Profile: Based on the all-powerful gibberish-talking street-level superhero skit character from The Chris Rock Show, Pootie Tang is very funny, very silly. It's a movie that is funny for funny's sake, dripping with great comic asides, abusive cornstalks, Robert Vaughn spankings, and vaguely hot and plump farm girls licking pie. I love this movie! Think Hollywood Shuffle meets Airplane! meets Hooked on Phonics meets The Greatest Story Ever Told.
Symptoms: The problem with most skit-based movies—the large majority of which originate with Saturday Night Live—is that filmmakers get it into their heads that we want to see a fully realized, three-dimensional portrait of the Coneheads. We don't. We liked the characters because they were funny.
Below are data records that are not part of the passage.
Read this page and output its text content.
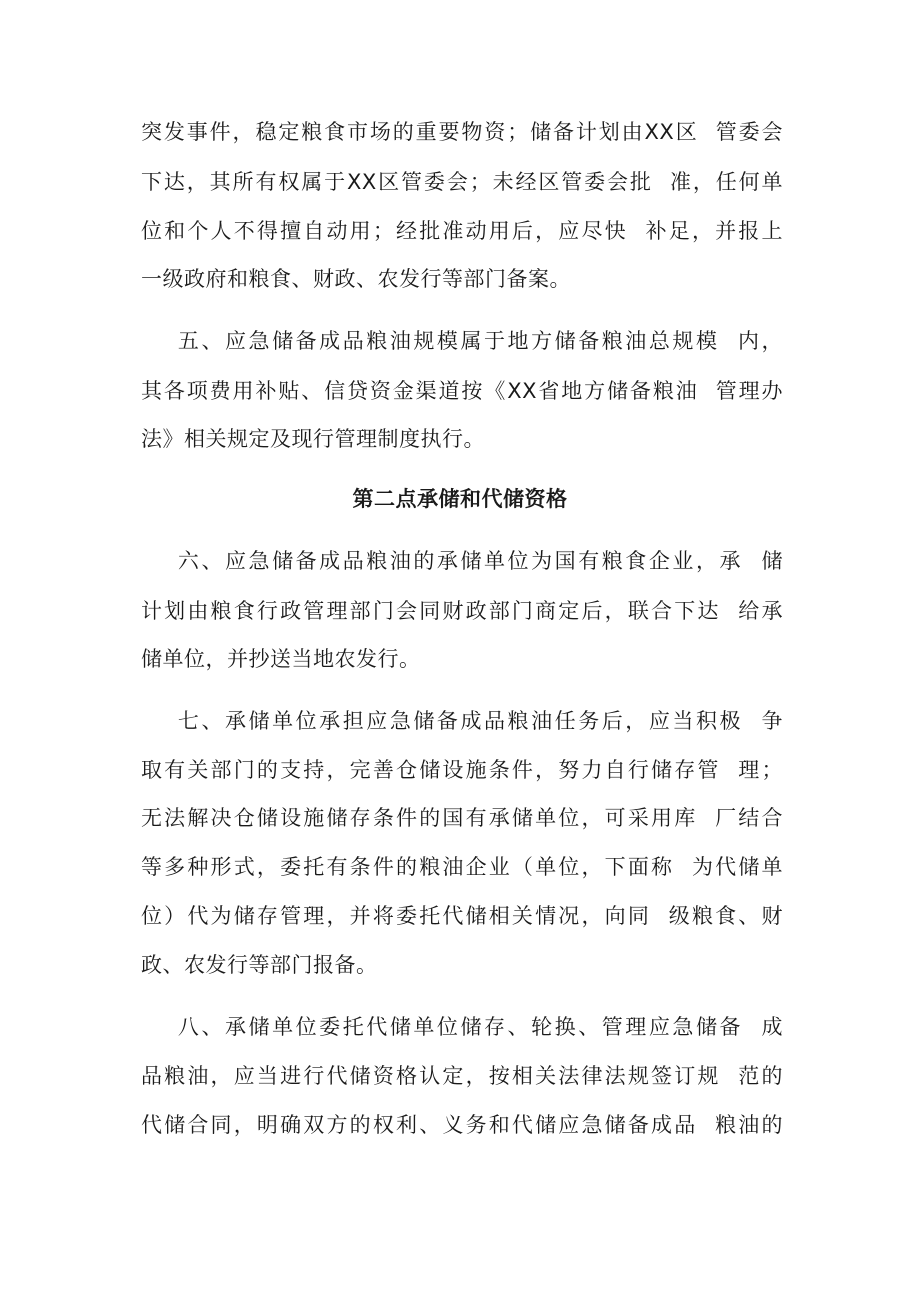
突发事件，稳定粮食市场的重要物资；储备计划由XX区  管委会
下达，其所有权属于XX区管委会；未经区管委会批  准，任何单
位和个人不得擅自动用；经批准动用后，应尽快  补足，并报上
一级政府和粮食、财政、农发行等部门备案。
五、应急储备成品粮油规模属于地方储备粮油总规模  内，
其各项费用补贴、信贷资金渠道按《XX省地方储备粮油  管理办
法》相关规定及现行管理制度执行。
第二点承储和代储资格
六、应急储备成品粮油的承储单位为国有粮食企业，承  储
计划由粮食行政管理部门会同财政部门商定后，联合下达  给承
储单位，并抄送当地农发行。
七、承储单位承担应急储备成品粮油任务后，应当积极  争
取有关部门的支持，完善仓储设施条件，努力自行储存管  理；
无法解决仓储设施储存条件的国有承储单位，可采用库  厂结合
等多种形式，委托有条件的粮油企业（单位，下面称  为代储单
位）代为储存管理，并将委托代储相关情况，向同  级粮食、财
政、农发行等部门报备。
八、承储单位委托代储单位储存、轮换、管理应急储备  成
品粮油，应当进行代储资格认定，按相关法律法规签订规  范的
代储合同，明确双方的权利、义务和代储应急储备成品  粮油的
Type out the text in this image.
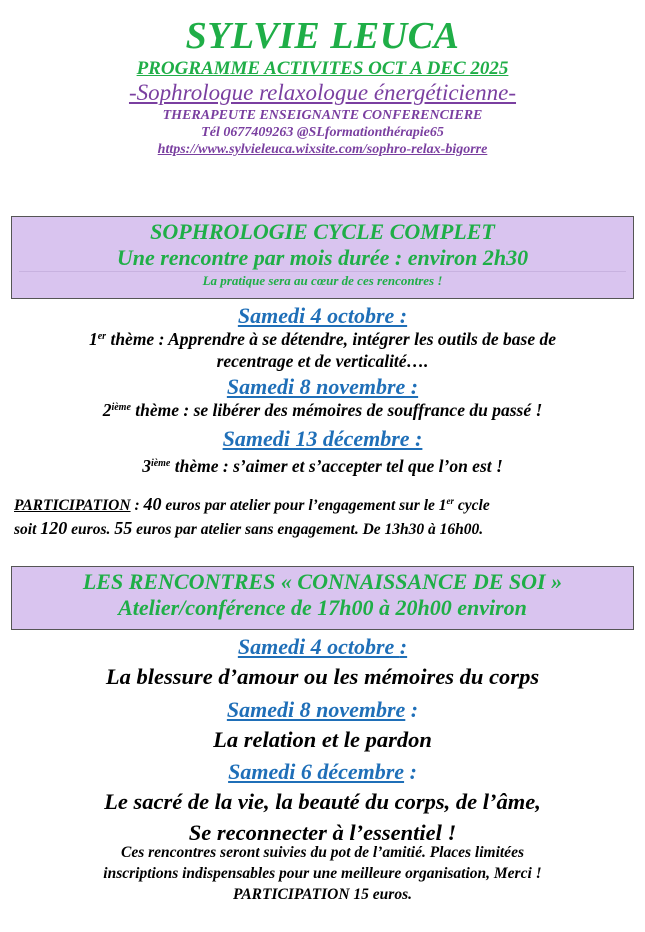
SYLVIE LEUCA
PROGRAMME ACTIVITES OCT A DEC 2025
-Sophrologue relaxologue énergéticienne-
THERAPEUTE ENSEIGNANTE CONFERENCIERE
Tél 0677409263 @SLformationthérapie65
https://www.sylvieleuca.wixsite.com/sophro-relax-bigorre
SOPHROLOGIE CYCLE COMPLET
Une rencontre par mois durée : environ 2h30
La pratique sera au cœur de ces rencontres !
Samedi 4 octobre :
1er thème : Apprendre à se détendre, intégrer les outils de base de
recentrage et de verticalité….
Samedi 8 novembre :
2ième thème : se libérer des mémoires de souffrance du passé !
Samedi 13 décembre :
3ième thème : s’aimer et s’accepter tel que l’on est !
PARTICIPATION : 40 euros par atelier pour l’engagement sur le 1er cycle
soit 120 euros. 55 euros par atelier sans engagement. De 13h30 à 16h00.
LES RENCONTRES « CONNAISSANCE DE SOI »
Atelier/conférence de 17h00 à 20h00 environ
Samedi 4 octobre :
La blessure d’amour ou les mémoires du corps
Samedi 8 novembre :
La relation et le pardon
Samedi 6 décembre :
Le sacré de la vie, la beauté du corps, de l’âme,
Se reconnecter à l’essentiel !
Ces rencontres seront suivies du pot de l’amitié. Places limitées
inscriptions indispensables pour une meilleure organisation, Merci !
PARTICIPATION 15 euros.
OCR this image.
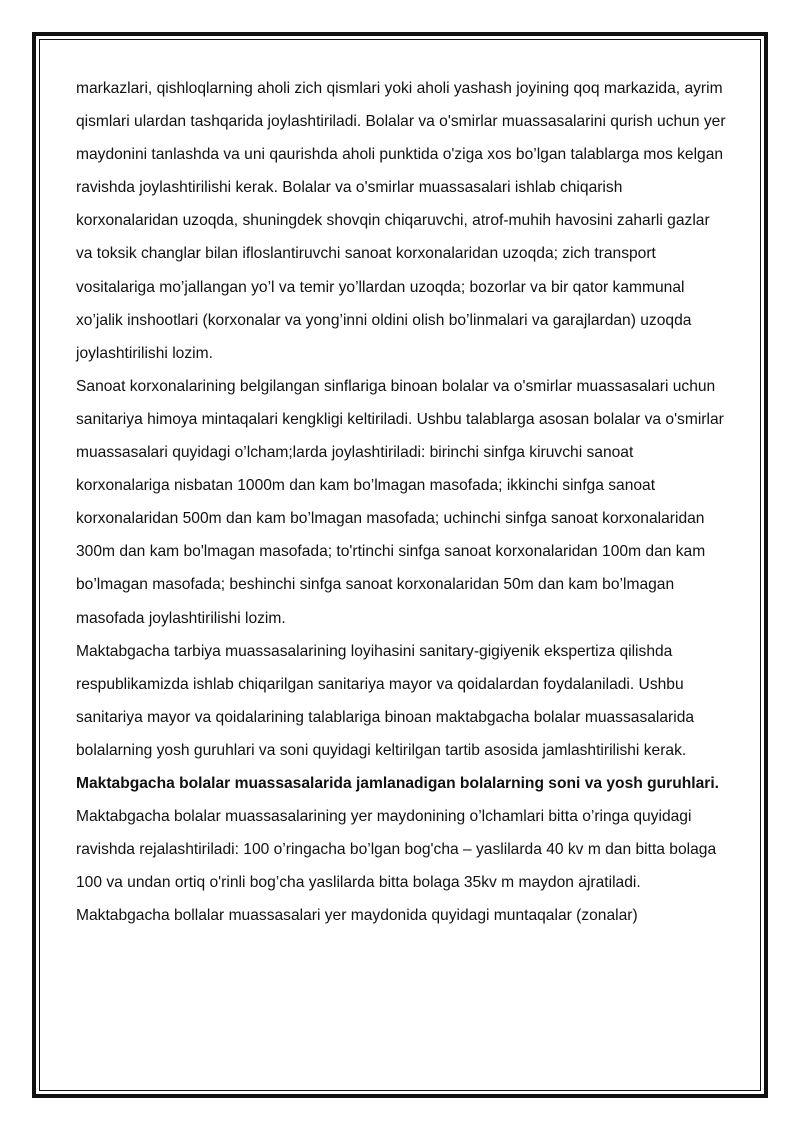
markazlari, qishloqlarning aholi zich qismlari yoki aholi yashash joyining qoq markazida, ayrim qismlari ulardan tashqarida joylashtiriladi. Bolalar va o'smirlar muassasalarini qurish uchun yer maydonini tanlashda va uni qaurishda aholi punktida o'ziga xos bo’lgan talablarga mos kelgan ravishda joylashtirilishi kerak. Bolalar va o'smirlar muassasalari ishlab chiqarish korxonalaridan uzoqda, shuningdek shovqin chiqaruvchi, atrof-muhih havosini zaharli gazlar va toksik changlar bilan ifloslantiruvchi sanoat korxonalaridan uzoqda; zich transport vositalariga mo’jallangan yo’l va temir yo’llardan uzoqda; bozorlar va bir qator kammunal xo’jalik inshootlari (korxonalar va yong’inni oldini olish bo’linmalari va garajlardan) uzoqda joylashtirilishi lozim.

Sanoat korxonalarining belgilangan sinflariga binoan bolalar va o'smirlar muassasalari uchun sanitariya himoya mintaqalari kengkligi keltiriladi. Ushbu talablarga asosan bolalar va o'smirlar muassasalari quyidagi o’lcham;larda joylashtiriladi: birinchi sinfga kiruvchi sanoat korxonalariga nisbatan 1000m dan kam bo’lmagan masofada; ikkinchi sinfga sanoat korxonalaridan 500m dan kam bo’lmagan masofada; uchinchi sinfga sanoat korxonalaridan 300m dan kam bo'lmagan masofada; to'rtinchi sinfga sanoat korxonalaridan 100m dan kam bo’lmagan masofada; beshinchi sinfga sanoat korxonalaridan 50m dan kam bo’lmagan masofada joylashtirilishi lozim.

Maktabgacha tarbiya muassasalarining loyihasini sanitary-gigiyenik ekspertiza qilishda respublikamizda ishlab chiqarilgan sanitariya mayor va qoidalardan foydalaniladi. Ushbu sanitariya mayor va qoidalarining talablariga binoan maktabgacha bolalar muassasalarida bolalarning yosh guruhlari va soni quyidagi keltirilgan tartib asosida jamlashtirilishi kerak.

Maktabgacha bolalar muassasalarida jamlanadigan bolalarning soni va yosh guruhlari.

Maktabgacha bolalar muassasalarining yer maydonining o’lchamlari bitta o’ringa quyidagi ravishda rejalashtiriladi: 100 o’ringacha bo’lgan bog'cha – yaslilarda 40 kv m dan bitta bolaga 100 va undan ortiq o'rinli bog’cha yaslilarda bitta bolaga 35kv m maydon ajratiladi.

Maktabgacha bollalar muassasalari yer maydonida quyidagi muntaqalar (zonalar)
Three-dimensional characters can be funny—Annie Hall's Alvy Singer—but we like skit characters, whether it's Pootie Tang or Dan Rather, exactly because there's not a shred of humanity to them. They're just ridiculous. Yet filmmakers lose sight of that—and of why the character and situation were funny and popular in the first place. Most recently—and disappointingly—this happened with Tim Meadows' "The Ladies Man," a very funny character who said things like, "I think you should do it in the butt," but once on the big screen, he became about as engaging as Tony Brown. Hey, all we wanted was "Do it in the butt!" Isn't that what we're all really looking for, you know, in the end?
Diagnosis: A blueprint for the genre, a veritable Citizen Tang for skit movies to come.
Prescription: This movie is so smart because it doesn't attempt to be. It's simply a series of funny scenes tied together with a storyline that is silly and simple enough not to inhibit comic flights, whether that's a gorilla attack in a steel mill or a three-minute Chris Rock rant ("Pootie Tang kick yo' ass so bad you can write it off on yo' taxes!"). Unencumbered by useless, weighty plot contrivances, the comic actors in Pootie Tang can focus on the comic part of their jobs. Oh, and the movie is real short, about an hour and 15 minutes. Keep it ridiculous and short. . . . And doing it in the butt couldn't hurt. . . . Well, you know.